Those who think Nicky Hager is just another left-wing stirrer and dismiss his latest book accordingly should think again.
Likewise, the country's politicians should read Other People's Wars before condemning it.
Whatever Hager's motive for investigating New Zealand's contribution over the past decade to the United States-led "war on terror", it is pretty irrelevant when placed alongside the mountain of previously confidential and very disturbing information his assiduous research and inquiries have uncovered.
With the help of well-placed informants and thousands of leaked documents, Hager exposes the cynical manner in which the Defence Force has purposely misled the public by omission of pertinent facts and public relations flannel.
This is particularly the case with regard to the "candyfloss" image the military has built around the deployment of New Zealand soldiers in the Bamiyan province of Afghanistan.
That image is of our soldiers acting more like peacekeepers armed with nothing more dangerous than a shovel.
There will be those who argue a war is a war and no one should therefore be hugely surprised those soldiers have been found to be sharing their base with operatives from America's Central Intelligence Agency.
Fair enough. But the Defence Force has sought to paint this deployment in a completely different light. Hager has cut through that pretence with the evidence to prove what has always been surmised - that the real reason for such deployments was not to help the inhabitants of Bamiyan but to impress the hawks in Washington.
While the information flow from Afghanistan has marginally improved of late, the public's trust in the Defence Force has largely been reciprocated with obfuscation and obstruction.
The lack of transparency and accountability reached its nadir in the blanking out of large portions of a Government review of the Bamiyan operation sought by Hager under the Official Information Act. This was done on the grounds that revealing those sections would prejudice the security and defence of New Zealand.
A complete copy later showed the only thing at risk was the credibility and reputation of the Defence Force, so damning was the review's findings.
When it comes to a political response, however, Hager's efforts are likely to fall on stony ground.
Predictably, only the Greens were yesterday urging official action be taken on the book's findings.

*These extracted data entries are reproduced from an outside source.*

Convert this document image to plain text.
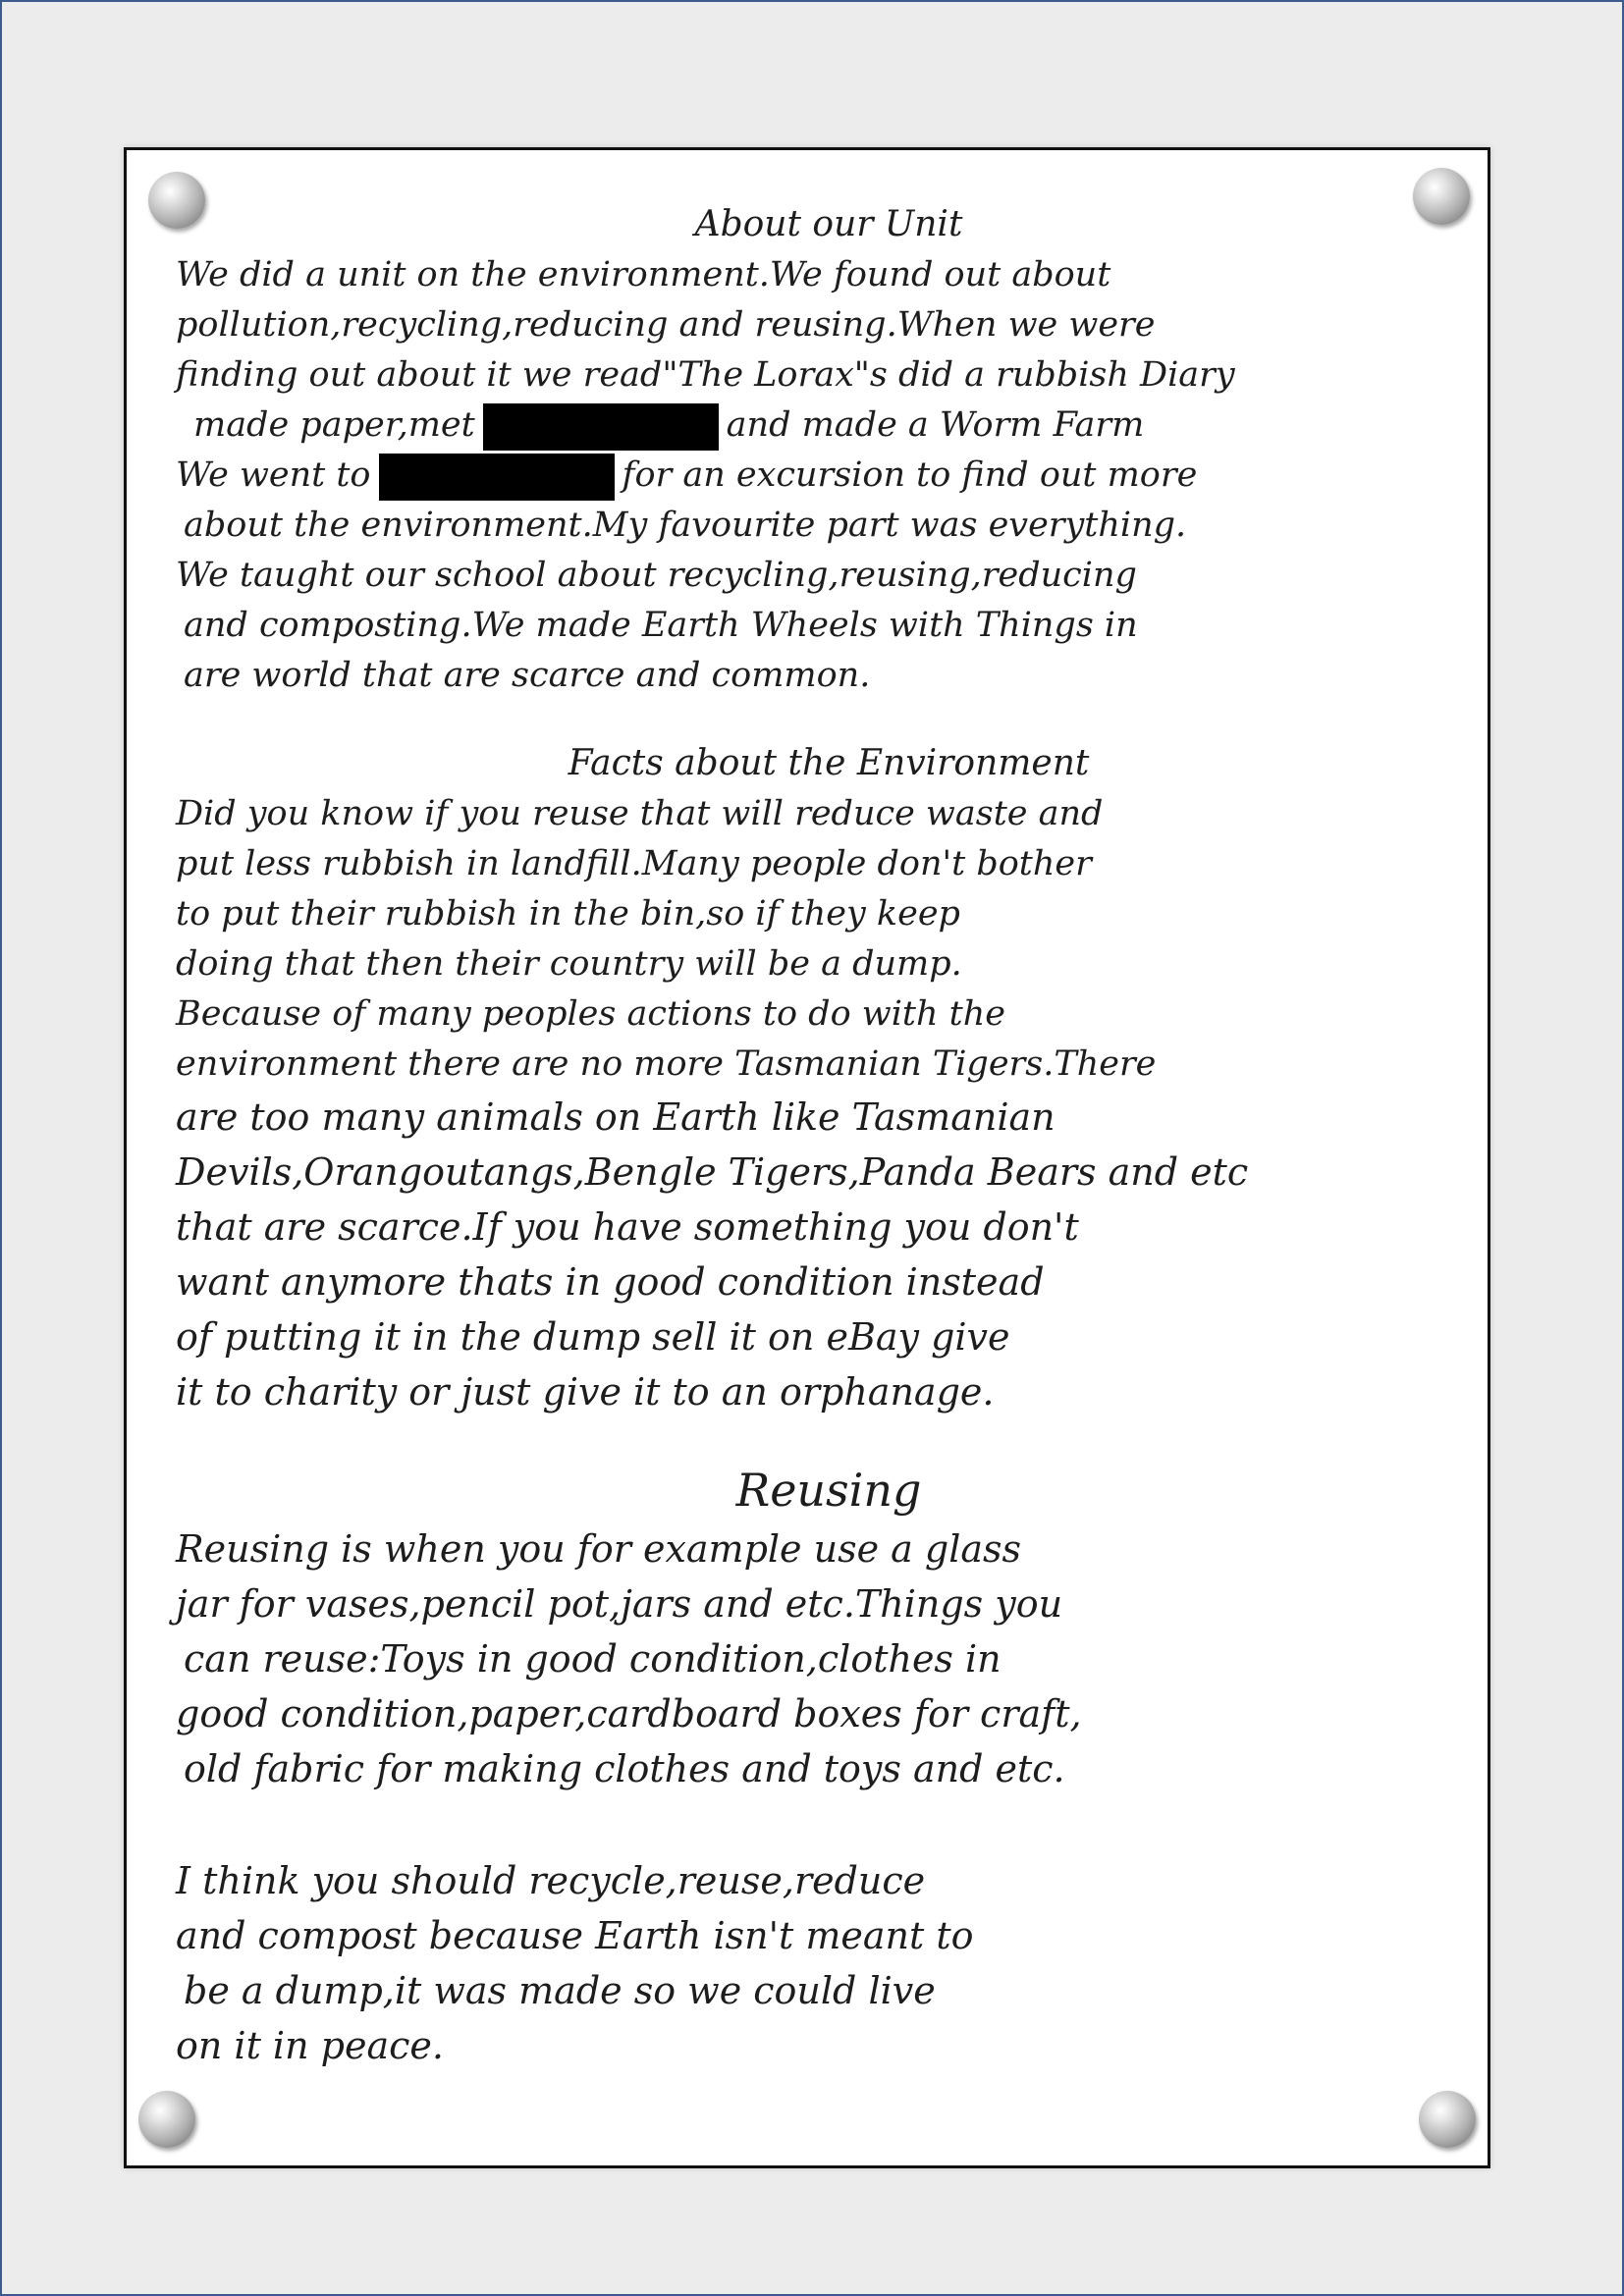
About our Unit

We did a unit on the environment.We found out about

pollution,recycling,reducing and reusing.When we were

finding out about it we read"The Lorax"s did a rubbish Diary

made paper,met	and made a Worm Farm

We went to	for an excursion to find out more

about the environment.My favourite part was everything.

We taught our school about recycling,reusing,reducing

and composting.We made Earth Wheels with Things in

are world that are scarce and common.

Facts about the Environment

Did you know if you reuse that will reduce waste and

put less rubbish in landfill.Many people don't bother

to put their rubbish in the bin,so if they keep

doing that then their country will be a dump.

Because of many peoples actions to do with the

environment there are no more Tasmanian Tigers.There

are too many animals on Earth like Tasmanian

Devils,Orangoutangs,Bengle Tigers,Panda Bears and etc

that are scarce.If you have something you don't

want anymore thats in good condition instead

of putting it in the dump sell it on eBay give

it to charity or just give it to an orphanage.

Reusing

Reusing is when you for example use a glass

jar for vases,pencil pot,jars and etc.Things you

can reuse:Toys in good condition,clothes in

good condition,paper,cardboard boxes for craft,

old fabric for making clothes and toys and etc.

I think you should recycle,reuse,reduce

and compost because Earth isn't meant to

be a dump,it was made so we could live

on it in peace.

Even they limited their call to establishing a parliamentary review of defence and intelligence relations with the US.
Neither National nor Labour - both having committed troops to Afghanistan while in government - have anything to gain from such an inquiry. Nor has the public mood shifted in sufficient quantity against the Afghan deployment to force any meaningful inquiry. It is more likely any Government going down that path would cop a backlash through being seen as undermining the armed forces.
And, with an election pending, neither of the two major parties will go there.